Rangers Get New Stadium, But There Won’t Be Any Fans At The Old Ball Game
When Todd Frazier hit the Rangers’ first home run in the team's new stadium on Wednesday, fans roared their approval. The cheering almost overwhelmed the team’s iconic home run song.
But no one was actually in the stands.
The cheers were from recordings, pulled from hundreds of hours of old crowd noise the team is using to make games in an empty stadium feel less strange.
Globe Life Field, the result of a $1.2 billion partnership between the Rangers and the city of Arlington, was completed just as the COVID-19 pandemic shut down the world and postponed the start of baseball season.
Chuck Morgan is the team’s executive vice president of ballpark entertainment and the voice that delivers the team’s signature line, “It’s baseball time in Texas.”
He said they started planning for the possibility of not having fans months ago, when team DJ Michael Gruber started collecting old crowd sounds.
“When somebody tells you, hey, it looks like we're not gonna have any fans in the ballpark, you say, what do you mean we're not gonna have fans in the ballpark? That's just not baseball,” Morgan said. “You gotta have the fans cheering and eating their hot dogs and enjoying themselves.”
Without that, Morgan said he hopes the crowd noise amps up the players.
“If there wasn’t any sounds or anything, I think they’d have a difficult time,” he said. “You know, even though they’re professional athletes, I do think they get motivated by having a big crowd behind them. It would have really been weird not to have any type of sound at all.”

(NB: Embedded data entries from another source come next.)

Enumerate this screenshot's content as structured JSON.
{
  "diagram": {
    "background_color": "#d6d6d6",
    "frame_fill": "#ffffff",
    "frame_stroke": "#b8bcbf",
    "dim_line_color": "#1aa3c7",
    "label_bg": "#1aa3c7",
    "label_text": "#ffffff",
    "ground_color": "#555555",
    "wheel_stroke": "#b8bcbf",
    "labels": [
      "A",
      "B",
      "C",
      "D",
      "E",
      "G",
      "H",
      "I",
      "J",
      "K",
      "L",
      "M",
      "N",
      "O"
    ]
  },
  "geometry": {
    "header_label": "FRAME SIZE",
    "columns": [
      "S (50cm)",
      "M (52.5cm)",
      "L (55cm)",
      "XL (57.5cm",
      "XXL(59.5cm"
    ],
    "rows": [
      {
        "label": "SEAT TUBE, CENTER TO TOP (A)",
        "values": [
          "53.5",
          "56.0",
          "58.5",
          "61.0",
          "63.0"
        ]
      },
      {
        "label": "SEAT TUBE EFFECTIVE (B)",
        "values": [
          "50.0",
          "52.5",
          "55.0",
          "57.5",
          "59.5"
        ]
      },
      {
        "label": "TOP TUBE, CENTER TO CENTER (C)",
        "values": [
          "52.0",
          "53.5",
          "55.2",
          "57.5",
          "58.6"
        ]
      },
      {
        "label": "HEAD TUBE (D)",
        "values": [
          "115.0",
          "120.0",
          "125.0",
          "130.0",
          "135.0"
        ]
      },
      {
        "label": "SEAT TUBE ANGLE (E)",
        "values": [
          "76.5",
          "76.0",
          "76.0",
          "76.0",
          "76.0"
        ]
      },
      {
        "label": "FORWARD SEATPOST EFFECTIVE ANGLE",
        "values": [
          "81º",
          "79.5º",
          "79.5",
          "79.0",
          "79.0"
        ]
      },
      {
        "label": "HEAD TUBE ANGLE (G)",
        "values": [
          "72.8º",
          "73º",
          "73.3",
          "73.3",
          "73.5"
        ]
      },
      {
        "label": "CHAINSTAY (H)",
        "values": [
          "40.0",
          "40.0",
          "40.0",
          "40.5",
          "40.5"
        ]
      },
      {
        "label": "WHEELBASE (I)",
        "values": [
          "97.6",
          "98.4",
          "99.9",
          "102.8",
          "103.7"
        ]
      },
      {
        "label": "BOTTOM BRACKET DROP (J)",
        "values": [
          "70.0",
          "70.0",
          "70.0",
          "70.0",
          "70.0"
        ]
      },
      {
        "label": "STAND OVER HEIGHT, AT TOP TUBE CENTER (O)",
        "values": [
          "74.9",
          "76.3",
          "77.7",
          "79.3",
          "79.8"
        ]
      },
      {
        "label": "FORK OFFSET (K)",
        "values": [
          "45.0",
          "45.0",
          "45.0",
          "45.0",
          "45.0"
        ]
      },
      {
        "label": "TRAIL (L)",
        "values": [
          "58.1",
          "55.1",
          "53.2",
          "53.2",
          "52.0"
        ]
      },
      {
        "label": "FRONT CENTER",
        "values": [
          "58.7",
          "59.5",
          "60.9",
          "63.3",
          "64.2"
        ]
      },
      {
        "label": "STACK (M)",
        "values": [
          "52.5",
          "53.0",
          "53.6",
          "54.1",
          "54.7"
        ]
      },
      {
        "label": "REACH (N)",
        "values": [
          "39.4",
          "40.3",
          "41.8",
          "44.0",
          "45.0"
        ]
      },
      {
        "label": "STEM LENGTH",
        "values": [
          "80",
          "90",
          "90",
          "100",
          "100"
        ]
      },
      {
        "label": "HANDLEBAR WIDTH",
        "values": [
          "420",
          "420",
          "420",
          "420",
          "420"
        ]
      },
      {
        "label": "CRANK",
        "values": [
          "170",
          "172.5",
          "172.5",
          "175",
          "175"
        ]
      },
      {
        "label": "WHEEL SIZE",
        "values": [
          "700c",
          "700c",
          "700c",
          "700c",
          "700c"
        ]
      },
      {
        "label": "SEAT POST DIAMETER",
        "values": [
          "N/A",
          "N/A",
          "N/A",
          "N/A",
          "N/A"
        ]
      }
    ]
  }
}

It would also be weird to play to empty seats, which is why the Rangers are accepting $50 donations to the Texas Rangers Baseball Foundation to have a cardboard cutout of a donor placed behind home plate.

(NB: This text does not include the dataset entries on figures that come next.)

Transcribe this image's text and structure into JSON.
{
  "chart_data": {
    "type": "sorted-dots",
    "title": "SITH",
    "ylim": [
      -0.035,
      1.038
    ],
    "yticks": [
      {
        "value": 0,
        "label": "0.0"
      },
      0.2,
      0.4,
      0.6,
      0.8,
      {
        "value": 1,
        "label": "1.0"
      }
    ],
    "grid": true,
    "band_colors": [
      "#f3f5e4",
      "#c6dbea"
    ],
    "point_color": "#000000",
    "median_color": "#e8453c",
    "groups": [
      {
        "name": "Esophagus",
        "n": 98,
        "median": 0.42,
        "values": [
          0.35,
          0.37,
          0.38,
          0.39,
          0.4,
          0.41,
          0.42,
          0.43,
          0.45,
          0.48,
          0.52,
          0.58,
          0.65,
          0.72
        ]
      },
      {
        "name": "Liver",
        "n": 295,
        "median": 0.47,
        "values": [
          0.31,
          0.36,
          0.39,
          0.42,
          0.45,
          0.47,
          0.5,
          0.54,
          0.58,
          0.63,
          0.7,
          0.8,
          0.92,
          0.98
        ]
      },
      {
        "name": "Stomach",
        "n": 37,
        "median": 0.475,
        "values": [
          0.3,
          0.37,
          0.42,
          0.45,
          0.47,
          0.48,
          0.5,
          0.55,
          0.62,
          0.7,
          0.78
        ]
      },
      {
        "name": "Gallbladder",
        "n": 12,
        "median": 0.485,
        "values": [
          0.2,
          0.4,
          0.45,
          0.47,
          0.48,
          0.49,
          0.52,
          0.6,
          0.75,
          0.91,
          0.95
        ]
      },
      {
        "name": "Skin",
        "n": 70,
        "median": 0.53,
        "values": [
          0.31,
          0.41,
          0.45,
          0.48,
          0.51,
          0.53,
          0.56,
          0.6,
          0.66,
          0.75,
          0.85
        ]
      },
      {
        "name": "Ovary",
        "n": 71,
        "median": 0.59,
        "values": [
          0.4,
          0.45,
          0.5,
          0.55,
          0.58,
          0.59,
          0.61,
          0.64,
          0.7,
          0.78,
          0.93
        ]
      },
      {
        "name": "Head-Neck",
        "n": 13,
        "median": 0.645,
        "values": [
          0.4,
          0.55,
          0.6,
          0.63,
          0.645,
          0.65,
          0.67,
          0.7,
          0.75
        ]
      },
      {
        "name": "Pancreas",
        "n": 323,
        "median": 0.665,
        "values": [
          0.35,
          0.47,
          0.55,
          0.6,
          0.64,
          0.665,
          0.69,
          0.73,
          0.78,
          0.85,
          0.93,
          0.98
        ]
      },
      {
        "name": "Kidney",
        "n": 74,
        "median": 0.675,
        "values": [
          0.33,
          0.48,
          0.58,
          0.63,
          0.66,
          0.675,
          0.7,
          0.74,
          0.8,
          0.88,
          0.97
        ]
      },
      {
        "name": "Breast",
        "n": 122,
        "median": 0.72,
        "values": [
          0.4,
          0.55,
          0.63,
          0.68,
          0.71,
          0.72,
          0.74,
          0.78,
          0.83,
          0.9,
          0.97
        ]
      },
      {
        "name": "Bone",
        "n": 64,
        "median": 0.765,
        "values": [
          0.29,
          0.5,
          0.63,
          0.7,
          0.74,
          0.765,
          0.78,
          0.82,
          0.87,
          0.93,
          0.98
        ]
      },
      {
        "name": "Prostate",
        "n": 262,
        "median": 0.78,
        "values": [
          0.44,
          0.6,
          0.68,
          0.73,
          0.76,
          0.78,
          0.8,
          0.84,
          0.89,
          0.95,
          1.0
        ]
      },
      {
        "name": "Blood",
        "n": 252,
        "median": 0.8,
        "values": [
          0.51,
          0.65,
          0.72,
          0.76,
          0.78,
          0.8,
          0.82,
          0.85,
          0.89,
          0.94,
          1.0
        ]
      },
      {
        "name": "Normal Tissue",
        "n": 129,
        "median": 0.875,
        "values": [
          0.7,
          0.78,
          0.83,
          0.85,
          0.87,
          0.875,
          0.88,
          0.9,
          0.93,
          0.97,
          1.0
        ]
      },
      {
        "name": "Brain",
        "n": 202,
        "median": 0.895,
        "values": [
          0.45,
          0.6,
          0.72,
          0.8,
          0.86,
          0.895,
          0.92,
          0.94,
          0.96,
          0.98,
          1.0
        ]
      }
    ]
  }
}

Living, breathing fans can still get an in-person look at their team’s new home by paying for a tour.
Tour guide Hannah Krebel wore a mask and face shield as she led a group of about a dozen people through the stadium on Wednesday. She asked everyone to keep their masks on at all times, and to avoid touching things and sitting down.
She pointed out a lot of Globe Life Field’s improvements over Globe Life Park, the Rangers’ previous stadium, which sits right across the street. The most noticeable ones are a retractable roof and crisp air conditioning that blows loudly and consistently. Globe Life Park has no roof and can feel more like an oven than a stadium in the Texas heat.
While crowds won't be able to enjoy these perks for a while, Krebel expressed the sentiment of many baseball fans.
“I’m just happy we’re getting some baseball now,” she said.
Yasmine Larrea, visiting from New Mexico, came on the stadium tour to celebrate her birthday. It’s been a long few months for her.
"It's kind of boring because we haven't got to watch any sports, at all,” she said. “Just watching reruns is not fun."
Just because the season is starting doesn't mean it will be a normal one.
Longtime Rangers fan Paul Nelson also took the new stadium tour.
"I don't know if it's gonna finish the whole year, right? You don't know,” Nelson said. “If something major happens, you might have a bunch of guys from the minor leagues playing."
Chuck Morgan said he worries every day about another interruption.
"I would hate for that to happen. It would really be devastating to baseball if we couldn't finish the season," he said.
The season has been interrupted each time the Rangers have moved to a new stadium.
Players' strikes shortened the season when the team moved from D.C. to Texas in 1972, and again when they switched from Arlington Stadium to Globe Life Park in 1994.
This year, the culprit is a pandemic, and dozens of Major League players have tested positive for COVID-19 — including Rangers Joey Gallo and Brett Martin.
Gallo is on the opening day lineup, when the team is set to face off against the Colorado Rockies at 7:05 p.m.